Spokesperson for the militants, Cyhthia Whyte, said in a wire statement to our correspondent on Monday, ''we wish to condemn in full terms the set-up of the Peace and Conflict Resolution Committee by Goodluck Jonathan (Nigeria's Vice President) and his cohorts''.
Jonathan, according to them, does not really understand the dynamics of the current unrest in the Niger Delta and has therefore fallen on the path of past regimes by trivializing and politicizing the Niger Delta question.

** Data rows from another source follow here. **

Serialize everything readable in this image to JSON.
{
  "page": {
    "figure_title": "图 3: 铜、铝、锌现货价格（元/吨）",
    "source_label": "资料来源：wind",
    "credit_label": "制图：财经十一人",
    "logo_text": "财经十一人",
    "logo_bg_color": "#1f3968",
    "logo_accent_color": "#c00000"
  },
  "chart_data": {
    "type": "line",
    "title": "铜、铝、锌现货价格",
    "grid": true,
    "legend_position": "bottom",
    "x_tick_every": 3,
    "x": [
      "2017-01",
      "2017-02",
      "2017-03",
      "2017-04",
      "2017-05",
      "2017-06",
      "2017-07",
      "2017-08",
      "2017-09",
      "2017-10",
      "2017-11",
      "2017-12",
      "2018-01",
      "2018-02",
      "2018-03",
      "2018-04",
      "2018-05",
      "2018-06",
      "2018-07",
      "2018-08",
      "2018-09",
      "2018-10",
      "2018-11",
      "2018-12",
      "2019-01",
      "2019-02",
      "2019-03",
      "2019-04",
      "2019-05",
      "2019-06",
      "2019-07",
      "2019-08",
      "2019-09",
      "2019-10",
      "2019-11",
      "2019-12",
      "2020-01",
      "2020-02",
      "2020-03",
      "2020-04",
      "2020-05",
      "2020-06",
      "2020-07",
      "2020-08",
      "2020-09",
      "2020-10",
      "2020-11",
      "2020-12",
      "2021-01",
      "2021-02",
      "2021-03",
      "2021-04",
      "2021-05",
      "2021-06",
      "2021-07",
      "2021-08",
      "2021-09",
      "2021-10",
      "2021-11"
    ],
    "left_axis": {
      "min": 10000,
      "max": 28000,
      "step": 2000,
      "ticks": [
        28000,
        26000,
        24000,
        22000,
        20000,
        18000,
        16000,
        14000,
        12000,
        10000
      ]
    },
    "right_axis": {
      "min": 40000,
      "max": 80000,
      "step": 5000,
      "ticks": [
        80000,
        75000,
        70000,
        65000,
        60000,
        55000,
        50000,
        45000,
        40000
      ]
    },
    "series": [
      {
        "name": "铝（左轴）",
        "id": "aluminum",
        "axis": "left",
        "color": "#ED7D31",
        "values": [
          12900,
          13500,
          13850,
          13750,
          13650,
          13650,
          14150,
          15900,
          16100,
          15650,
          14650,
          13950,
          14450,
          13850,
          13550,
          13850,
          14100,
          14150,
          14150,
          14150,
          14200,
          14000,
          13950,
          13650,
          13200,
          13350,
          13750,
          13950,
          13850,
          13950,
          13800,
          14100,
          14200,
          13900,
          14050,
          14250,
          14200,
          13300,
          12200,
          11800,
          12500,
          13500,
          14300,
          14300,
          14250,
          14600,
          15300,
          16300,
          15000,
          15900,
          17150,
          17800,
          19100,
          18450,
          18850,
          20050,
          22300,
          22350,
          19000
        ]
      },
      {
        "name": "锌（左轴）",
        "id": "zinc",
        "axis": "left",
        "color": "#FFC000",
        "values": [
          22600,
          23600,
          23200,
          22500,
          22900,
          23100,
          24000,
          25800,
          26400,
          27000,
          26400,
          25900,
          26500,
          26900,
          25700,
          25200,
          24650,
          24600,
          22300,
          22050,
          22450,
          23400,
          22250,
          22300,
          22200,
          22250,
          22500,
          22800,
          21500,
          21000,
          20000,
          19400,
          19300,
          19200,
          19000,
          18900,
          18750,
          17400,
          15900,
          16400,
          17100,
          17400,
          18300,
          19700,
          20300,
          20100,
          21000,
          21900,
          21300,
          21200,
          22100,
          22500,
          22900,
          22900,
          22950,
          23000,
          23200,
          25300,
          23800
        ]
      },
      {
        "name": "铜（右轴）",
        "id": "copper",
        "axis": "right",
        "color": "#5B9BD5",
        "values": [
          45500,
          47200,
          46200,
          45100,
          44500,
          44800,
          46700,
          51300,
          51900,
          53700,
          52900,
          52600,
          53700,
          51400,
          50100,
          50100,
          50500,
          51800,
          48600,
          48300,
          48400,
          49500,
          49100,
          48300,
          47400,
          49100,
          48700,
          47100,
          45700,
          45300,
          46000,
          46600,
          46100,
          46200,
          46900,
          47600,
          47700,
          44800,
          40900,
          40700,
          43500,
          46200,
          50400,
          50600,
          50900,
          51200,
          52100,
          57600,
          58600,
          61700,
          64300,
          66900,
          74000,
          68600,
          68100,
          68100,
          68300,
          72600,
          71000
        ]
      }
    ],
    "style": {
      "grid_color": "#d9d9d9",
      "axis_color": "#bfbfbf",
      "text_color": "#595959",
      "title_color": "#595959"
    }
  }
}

''For too long now, successive governments of the Nigerian state has exploited the Nigerian Delta question and used it as an opportunity for grandstanding and double talk. It is unfortunate that Goodluck Jonathan is now revisiting the way of his masters'', they said.
Continuing, they added, ''we hereby demand an immediate dissolution of this committee. It is irrelevant, froth with incompetence and is doomed to fail. We cannot be party to such grim wastage of badly needed funds and show of incompetence.
The people of the Ijaw and Niger Delta territory have seen one too many committees whose ability to create solutions remains at zero. This is not the time for vain talk talk. It is time to get to work and give to the people that which belong to them''.
The spokesperson claimed that the armed militia cells are demanding that any attempt at a true resolution of the Niger Delta question must be bottom-up, strategically driven and consensus defined, pointing out that any half hazard process will not only destroy our attempt at keeping the peace but will further divide the ranks and step up insurgencies.
However, in line with their decision to ensure the improvement of the quality of lives of their people, they said, ''we have long begun series of negotiations facilitated by the leadership of the Ijaw National Congress and some other Ijaw and Niger Delta leaders. These negotiations have produced an interim demand that should be pursued on the short and long term. We believe that the President of the Nigerian state is in the know about the fullness of these demands which also includes the involvement of a third party arbiter in next level negotiations''.